Erythromelalgia is distressing paroxysmal vasodilation of small arteries in the feet and hands and, less commonly, in the face, ears, or knees; it causes burning pain, increased skin temperature, and redness.
This rare disorder may be primary (cause unknown) or secondary to myeloproliferative disorders (eg, polycythemia vera, thrombocythemia), hypertension, venous insufficiency, diabetes mellitus, SLE, RA, lichen sclerosus, gout, spinal cord disorders, or multiple sclerosis. Less commonly, the disorder is related to the use of some drugs (eg, nifedipine, bromocriptine).
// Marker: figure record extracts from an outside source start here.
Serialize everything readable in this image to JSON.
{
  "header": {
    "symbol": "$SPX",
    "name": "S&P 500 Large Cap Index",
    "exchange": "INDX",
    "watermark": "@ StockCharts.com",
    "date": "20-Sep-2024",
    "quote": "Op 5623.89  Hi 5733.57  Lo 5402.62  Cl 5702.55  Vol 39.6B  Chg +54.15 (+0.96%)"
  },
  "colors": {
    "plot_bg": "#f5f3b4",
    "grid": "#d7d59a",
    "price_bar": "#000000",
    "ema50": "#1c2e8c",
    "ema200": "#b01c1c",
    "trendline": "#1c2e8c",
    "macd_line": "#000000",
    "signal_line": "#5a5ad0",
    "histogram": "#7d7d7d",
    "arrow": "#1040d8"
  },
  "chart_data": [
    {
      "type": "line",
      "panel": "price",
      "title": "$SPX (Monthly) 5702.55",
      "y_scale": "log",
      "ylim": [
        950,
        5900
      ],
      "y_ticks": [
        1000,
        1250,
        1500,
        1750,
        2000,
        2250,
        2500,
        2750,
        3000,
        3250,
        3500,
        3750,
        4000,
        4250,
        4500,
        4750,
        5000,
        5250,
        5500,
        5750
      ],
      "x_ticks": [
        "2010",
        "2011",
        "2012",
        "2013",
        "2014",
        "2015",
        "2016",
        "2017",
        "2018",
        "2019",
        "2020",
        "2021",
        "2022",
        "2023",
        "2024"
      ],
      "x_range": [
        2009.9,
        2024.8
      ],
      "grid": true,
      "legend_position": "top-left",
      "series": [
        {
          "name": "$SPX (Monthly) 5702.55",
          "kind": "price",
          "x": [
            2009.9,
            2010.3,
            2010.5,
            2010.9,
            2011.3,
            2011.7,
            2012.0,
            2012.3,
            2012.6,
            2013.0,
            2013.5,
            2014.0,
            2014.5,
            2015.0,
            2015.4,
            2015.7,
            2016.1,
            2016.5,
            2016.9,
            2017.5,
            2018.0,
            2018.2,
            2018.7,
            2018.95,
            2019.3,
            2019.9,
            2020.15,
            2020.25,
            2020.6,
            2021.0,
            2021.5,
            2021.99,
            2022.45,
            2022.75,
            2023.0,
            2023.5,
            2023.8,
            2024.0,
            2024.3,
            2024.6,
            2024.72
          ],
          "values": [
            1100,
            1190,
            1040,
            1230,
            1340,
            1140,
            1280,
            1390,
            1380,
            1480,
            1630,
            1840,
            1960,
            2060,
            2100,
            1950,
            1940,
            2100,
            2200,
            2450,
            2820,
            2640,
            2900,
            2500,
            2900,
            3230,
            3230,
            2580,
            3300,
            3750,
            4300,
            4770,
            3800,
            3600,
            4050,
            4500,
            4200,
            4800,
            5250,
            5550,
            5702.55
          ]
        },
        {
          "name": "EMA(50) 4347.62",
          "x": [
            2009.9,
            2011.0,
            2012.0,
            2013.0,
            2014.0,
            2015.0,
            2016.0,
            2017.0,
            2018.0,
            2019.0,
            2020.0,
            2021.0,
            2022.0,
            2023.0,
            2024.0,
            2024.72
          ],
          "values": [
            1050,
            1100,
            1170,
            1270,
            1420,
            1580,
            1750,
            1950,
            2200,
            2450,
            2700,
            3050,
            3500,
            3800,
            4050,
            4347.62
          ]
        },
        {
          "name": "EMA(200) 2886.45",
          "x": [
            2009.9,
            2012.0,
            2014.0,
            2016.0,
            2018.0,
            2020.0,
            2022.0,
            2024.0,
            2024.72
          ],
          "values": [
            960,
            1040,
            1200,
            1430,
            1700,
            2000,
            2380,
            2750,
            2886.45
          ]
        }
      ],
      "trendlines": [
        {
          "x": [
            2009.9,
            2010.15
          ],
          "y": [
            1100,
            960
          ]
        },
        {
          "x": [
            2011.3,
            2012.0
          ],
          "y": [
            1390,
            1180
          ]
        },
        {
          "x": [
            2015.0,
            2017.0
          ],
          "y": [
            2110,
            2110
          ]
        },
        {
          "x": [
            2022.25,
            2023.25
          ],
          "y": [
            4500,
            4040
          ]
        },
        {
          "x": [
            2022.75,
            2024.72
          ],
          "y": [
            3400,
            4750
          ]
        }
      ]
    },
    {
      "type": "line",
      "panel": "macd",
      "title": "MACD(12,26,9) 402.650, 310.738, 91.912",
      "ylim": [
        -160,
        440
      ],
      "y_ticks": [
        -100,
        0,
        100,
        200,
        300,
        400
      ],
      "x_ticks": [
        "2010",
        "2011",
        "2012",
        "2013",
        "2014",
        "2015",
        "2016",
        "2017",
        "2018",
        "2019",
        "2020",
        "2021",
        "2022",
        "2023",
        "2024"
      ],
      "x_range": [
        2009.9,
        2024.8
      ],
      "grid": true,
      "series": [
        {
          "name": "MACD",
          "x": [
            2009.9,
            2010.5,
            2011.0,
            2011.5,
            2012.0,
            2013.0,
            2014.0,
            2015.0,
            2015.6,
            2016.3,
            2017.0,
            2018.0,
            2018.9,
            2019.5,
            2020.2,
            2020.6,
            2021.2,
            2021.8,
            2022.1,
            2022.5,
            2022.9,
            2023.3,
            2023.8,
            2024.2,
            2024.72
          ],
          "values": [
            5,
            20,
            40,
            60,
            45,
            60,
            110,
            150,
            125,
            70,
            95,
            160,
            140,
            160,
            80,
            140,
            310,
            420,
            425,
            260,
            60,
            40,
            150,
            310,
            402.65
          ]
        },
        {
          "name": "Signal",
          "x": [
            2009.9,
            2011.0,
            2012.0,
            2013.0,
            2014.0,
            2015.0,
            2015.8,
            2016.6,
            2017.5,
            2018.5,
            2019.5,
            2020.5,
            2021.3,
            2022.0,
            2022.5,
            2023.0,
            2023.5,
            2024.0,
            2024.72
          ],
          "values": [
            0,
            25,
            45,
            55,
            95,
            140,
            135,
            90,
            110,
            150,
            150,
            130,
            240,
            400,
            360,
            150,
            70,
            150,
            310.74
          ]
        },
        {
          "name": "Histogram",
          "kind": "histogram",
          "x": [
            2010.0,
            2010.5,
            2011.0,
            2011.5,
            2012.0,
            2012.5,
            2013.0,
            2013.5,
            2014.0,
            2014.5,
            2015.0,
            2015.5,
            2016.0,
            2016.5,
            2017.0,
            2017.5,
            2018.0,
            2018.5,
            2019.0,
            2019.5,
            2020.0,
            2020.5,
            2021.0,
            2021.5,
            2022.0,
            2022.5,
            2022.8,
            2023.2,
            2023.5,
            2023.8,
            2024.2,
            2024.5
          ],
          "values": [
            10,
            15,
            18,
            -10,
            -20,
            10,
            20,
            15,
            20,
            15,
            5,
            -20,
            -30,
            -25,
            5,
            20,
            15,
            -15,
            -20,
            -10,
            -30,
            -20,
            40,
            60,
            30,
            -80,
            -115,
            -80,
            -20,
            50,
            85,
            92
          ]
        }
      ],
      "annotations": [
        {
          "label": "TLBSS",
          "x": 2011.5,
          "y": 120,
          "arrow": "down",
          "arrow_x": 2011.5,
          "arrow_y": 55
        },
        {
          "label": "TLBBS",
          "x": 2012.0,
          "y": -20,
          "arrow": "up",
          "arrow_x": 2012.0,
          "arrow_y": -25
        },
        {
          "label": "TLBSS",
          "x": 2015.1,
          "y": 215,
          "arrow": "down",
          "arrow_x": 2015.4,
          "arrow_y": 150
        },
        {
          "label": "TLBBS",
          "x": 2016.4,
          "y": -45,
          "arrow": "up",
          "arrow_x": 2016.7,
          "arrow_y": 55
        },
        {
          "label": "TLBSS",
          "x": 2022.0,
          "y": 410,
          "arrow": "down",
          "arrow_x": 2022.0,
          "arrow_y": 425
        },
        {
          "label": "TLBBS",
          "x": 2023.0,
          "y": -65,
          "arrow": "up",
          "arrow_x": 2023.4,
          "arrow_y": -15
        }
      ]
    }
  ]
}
A rare hereditary form of erythromelalgia starts at birth or during childhood.
Burning pain, heat, and redness in the feet or hands last a few minutes to several hours. In most patients, symptoms are triggered by warmth (temperatures of 29 to 32° C) and are typically relieved by immersion in ice water. Trophic changes do not occur. Symptoms may remain mild for years or become severe enough to cause total disability. Generalized vasomotor dysfunction is common, and Raynaud’s syndrome may occur.
Diagnosis is clinical. Testing is done to detect causes. Because erythromelalgia may precede a myeloproliferative disorder by several years, repeated blood counts may be indicated. Differential diagnosis includes posttraumatic reflex dystrophies, shoulder-hand syndrome, peripheral neuropathy, causalgia, Fabry’s disease, and bacterial cellulitis.
Treatment is warmth avoidance, rest, elevation of the extremity, and application of cold. For primary erythromelalgia, gabapentin may be of benefit. For secondary erythromelalgia, the underlying disorder is treated; aspirin may be helpful when a myeloproliferative disorder is involved.